Sightings of a starlike point on the Moon may also be disregarded as an LTP. This is the only transient phenomenon I have ever observed myself. But I suspect it is merely a reflection effect from flat facets on areas of large rocky outcrops when the Sun and observer are at just the correct angles. (High magnifications spread the light into an area instead of a point.)
Even if we eliminate the three types of non-LTP’s discussed here, that still leaves more than 40 percent of the reports unexplained.

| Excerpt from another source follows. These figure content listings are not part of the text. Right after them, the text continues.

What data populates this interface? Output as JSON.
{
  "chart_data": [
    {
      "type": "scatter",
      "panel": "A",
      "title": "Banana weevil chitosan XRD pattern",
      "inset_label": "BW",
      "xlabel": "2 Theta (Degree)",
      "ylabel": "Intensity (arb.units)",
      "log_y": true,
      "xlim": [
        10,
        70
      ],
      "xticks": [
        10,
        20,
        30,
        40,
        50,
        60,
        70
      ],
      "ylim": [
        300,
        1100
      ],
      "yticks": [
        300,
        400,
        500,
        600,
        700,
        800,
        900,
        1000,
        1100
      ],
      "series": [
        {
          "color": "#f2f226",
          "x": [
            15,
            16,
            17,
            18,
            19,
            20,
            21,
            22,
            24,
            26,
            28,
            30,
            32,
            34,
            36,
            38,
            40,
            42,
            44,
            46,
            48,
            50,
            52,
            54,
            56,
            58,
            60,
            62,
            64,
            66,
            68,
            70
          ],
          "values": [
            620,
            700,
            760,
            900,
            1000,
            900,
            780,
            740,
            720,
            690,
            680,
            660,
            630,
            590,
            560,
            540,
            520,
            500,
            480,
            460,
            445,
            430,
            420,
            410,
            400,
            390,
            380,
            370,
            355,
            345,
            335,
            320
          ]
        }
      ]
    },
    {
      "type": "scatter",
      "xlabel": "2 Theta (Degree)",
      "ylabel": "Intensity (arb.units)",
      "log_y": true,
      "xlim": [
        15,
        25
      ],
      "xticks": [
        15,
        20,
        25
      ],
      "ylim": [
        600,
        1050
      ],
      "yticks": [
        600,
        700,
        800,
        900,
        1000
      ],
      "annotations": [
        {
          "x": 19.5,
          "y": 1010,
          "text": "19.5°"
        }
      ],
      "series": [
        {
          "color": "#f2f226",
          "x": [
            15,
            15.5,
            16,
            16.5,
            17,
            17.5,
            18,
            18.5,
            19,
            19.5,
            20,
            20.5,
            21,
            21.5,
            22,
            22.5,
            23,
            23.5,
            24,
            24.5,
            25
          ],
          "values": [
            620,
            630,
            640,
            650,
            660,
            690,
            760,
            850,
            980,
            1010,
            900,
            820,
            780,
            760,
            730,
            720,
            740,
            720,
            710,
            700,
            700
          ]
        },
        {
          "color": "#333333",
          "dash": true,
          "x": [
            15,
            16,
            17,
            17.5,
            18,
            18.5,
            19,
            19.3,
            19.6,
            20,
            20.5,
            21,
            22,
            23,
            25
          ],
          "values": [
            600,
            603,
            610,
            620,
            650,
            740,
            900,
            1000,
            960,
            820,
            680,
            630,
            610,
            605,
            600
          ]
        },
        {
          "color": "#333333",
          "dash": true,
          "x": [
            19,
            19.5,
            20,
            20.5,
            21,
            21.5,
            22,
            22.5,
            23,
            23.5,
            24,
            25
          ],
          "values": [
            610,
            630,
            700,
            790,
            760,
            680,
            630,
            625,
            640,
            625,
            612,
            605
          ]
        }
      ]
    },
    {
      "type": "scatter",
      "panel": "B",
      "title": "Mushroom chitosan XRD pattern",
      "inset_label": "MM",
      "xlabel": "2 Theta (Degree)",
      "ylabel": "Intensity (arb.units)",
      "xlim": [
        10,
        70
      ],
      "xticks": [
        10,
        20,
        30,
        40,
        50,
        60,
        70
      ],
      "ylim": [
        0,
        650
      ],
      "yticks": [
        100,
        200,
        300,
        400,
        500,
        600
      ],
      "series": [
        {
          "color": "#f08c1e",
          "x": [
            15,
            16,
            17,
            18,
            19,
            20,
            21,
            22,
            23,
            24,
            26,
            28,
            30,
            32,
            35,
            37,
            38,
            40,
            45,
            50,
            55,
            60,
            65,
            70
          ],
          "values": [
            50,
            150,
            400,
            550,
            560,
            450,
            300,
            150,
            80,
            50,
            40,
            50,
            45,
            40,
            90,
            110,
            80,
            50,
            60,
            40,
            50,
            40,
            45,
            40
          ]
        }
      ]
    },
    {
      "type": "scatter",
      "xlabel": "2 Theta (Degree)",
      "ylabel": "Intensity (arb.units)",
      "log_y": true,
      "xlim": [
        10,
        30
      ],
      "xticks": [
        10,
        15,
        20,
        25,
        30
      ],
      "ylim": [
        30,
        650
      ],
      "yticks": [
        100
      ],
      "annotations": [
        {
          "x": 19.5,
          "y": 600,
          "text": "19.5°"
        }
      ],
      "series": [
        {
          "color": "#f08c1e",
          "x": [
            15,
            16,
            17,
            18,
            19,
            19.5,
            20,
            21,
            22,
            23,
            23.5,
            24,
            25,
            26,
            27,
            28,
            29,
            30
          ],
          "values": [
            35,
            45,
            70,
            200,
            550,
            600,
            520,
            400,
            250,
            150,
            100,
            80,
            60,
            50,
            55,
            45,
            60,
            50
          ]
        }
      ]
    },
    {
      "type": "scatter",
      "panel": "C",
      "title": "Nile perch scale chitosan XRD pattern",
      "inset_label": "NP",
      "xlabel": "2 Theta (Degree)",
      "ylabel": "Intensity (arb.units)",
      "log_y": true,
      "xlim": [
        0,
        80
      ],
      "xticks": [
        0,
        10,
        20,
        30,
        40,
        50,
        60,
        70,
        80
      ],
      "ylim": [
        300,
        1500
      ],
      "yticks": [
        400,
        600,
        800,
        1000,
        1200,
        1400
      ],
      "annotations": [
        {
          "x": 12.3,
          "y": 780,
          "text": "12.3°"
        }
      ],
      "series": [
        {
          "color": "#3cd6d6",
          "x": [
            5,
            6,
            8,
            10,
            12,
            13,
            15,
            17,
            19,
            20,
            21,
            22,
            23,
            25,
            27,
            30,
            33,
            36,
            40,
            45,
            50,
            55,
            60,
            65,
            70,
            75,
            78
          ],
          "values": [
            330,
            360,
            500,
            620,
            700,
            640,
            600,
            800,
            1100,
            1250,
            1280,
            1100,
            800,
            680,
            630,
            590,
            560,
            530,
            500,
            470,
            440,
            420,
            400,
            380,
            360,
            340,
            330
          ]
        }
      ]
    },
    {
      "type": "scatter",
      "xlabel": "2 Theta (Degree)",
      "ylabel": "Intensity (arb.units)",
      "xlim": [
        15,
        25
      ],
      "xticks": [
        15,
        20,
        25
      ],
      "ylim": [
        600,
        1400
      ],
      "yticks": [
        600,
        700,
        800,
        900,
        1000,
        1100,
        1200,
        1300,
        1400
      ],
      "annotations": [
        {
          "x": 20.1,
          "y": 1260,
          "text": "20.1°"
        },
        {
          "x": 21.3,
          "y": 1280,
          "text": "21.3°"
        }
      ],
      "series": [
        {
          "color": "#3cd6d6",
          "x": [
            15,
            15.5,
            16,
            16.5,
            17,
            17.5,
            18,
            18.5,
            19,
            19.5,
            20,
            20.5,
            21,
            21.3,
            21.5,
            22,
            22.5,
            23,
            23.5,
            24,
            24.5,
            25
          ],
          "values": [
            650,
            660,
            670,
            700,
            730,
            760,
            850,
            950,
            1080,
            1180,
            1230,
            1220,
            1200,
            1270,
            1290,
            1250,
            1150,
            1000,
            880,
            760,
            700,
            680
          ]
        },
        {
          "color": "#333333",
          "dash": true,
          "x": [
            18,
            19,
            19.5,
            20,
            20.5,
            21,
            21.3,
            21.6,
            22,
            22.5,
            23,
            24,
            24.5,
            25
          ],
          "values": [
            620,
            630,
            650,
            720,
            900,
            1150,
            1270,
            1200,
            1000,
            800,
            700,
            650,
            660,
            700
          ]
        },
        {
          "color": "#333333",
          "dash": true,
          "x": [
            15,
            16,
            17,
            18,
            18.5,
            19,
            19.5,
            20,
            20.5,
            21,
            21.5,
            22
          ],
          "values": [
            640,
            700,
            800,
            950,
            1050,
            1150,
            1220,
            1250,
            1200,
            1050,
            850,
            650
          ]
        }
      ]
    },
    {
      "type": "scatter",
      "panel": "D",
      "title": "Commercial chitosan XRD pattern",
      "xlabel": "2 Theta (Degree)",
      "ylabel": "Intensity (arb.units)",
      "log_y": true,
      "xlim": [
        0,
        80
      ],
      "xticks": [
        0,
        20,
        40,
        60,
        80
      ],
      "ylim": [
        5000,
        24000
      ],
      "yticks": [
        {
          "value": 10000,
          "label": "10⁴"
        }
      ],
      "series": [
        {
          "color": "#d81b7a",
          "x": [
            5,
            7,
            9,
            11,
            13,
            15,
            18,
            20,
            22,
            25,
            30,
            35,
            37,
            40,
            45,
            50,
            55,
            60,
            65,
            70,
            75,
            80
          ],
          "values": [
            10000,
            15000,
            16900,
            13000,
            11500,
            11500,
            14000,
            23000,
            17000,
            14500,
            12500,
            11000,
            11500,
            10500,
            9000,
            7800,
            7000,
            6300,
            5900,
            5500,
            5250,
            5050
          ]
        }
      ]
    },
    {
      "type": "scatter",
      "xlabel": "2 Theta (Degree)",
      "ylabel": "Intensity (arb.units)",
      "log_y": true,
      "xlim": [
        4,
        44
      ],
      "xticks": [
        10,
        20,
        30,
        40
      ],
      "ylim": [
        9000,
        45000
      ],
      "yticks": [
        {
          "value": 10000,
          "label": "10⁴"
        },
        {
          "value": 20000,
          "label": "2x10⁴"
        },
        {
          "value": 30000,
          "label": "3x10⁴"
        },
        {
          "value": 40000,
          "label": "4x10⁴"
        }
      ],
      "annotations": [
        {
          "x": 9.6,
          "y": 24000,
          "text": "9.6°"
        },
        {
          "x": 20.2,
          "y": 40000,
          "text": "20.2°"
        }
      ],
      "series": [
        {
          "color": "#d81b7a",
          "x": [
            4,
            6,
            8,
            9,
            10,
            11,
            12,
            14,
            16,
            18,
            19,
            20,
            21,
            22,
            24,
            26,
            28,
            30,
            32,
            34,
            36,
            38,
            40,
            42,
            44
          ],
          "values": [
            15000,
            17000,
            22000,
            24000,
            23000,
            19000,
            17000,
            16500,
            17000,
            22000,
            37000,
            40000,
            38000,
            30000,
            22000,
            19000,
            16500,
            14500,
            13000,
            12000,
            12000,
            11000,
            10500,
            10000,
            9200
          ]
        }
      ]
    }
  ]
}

There is evidence that the remaining LTP’s are of lunar origin. a substantial number of sightings were independently confirmed. Professional astronomers have recorded them on film and spectrograms, as well as with photoelectric photometers and polarization equipment. Experiments on the Apollo missions detected trace outgassings of the radioactive elements radon an polonium, suggesting that more substantial amounts of commoner substances were released at the same time. One experiment possibly detected water vapor during the largest moonquake on record (Richter 4). the epicenter of that quake was near or in the large, fractured crater Gauss north of Mare Crisium. To me, this is the one lunar feature that looks as if it had been covered with a thin crust of glass subsequently shattered by an impact.
While in lunar orbit, Harrison Schmitt of Apollo 17 witnessed a flash near the crater Grimaldi west of Oceanus Procellarum. Since he was dark adapted, it’s possible he saw a cosmic-ray flash within his own eyeball. But it’s also possible he saw a lunar event. In the past, Grimaldi had been responsible for more than a dozen reports of flashes. The crater Plato near Mare Imbrium is another source of flashes. Although many craters responsible for LTP sightings have central peaks with summit craters, Plato has none.
So the Moon may not be such a cold, lifeless neighbor after all. It still breathes through the action of LTP’s, which in my opinion are probably gentle outgassings of less-than-volcanic proportions. Whatever they are, thanks to the LTP’s, the Moon remains a curious place.